Digging deeper, optical wavelengths in the visible and near-infrared (NIR) spectrum (550-900nm) and beyond are typically used, these wavelengths provide greater depths of penetration compared to shorter wavelengths. Specific wavelengths are selected based on the chromophore of interest, which may be haemoglobin, melanin, dyes, or other contrast agents. Once the chromophore absorbs the light at a specific wavelength, there is a rapid conversion to heat resulting in a subtle increase in temperature, far below that which would be required to cause any alternation in the tissue. This temperature rise then leads to an initial pressure increase, which then relaxes, causing an acoustic wave to be created – thermoelastic expansion. The acoustic wave then propagates to the surface of the tissue to be detected by an ultrasound receiver. The advantage here is that ultrasound reconstruction can, at times, be simpler than optical reconstruction. In this case the time of arrival of the acoustic wave, and knowing the speed of sound through the tissue, are used to reconstruct the image.
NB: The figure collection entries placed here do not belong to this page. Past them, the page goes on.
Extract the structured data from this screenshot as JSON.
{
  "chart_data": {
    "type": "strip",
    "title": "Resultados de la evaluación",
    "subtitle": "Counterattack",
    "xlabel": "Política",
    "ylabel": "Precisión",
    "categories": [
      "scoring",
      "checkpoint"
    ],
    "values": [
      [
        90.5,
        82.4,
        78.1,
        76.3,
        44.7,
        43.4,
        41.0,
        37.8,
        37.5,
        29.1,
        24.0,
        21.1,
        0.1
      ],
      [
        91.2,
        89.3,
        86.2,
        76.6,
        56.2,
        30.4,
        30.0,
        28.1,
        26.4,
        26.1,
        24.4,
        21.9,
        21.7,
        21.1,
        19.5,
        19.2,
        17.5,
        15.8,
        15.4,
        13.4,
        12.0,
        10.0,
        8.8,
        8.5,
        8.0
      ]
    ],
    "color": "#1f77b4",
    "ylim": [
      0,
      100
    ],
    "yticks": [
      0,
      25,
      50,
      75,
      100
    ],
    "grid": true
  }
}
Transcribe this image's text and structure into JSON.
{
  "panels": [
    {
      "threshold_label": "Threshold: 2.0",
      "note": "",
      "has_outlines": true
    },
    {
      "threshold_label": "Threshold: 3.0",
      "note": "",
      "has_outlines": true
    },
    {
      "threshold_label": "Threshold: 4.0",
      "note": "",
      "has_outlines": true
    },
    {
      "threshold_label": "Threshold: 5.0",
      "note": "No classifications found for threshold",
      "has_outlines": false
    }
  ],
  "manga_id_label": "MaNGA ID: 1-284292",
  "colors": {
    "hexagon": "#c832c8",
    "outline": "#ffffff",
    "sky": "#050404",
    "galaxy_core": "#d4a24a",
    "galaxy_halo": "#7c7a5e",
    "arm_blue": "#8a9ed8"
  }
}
There are potentially different reconstruction algorithms that can be used.
Image resolution is an important consideration in all imaging modalities, in traditional ultrasound imaging the transmit pulse can be focused at a specific depth to help improve the resolution of the resulting image. In photoacoustic imaging, the transmitted energy is subject to significant optical scattering at depths beyond 1mm or so, the resulting acoustic wave and received signal must be focused to reconstruct the final image.
The specificity of what is being observed in PA imaging is dependent on the chromophore of interest, and then which wavelength of light is used. For example oxy and deoxy haemoglobin have very different absorption spectra, and peak coefficient values; which again are very different from lipid, melanin or collagen for example. Further expanding the capabilities of PA imaging is to introduce other dyes and contrast agents to extrinsic agents which may also be of interest.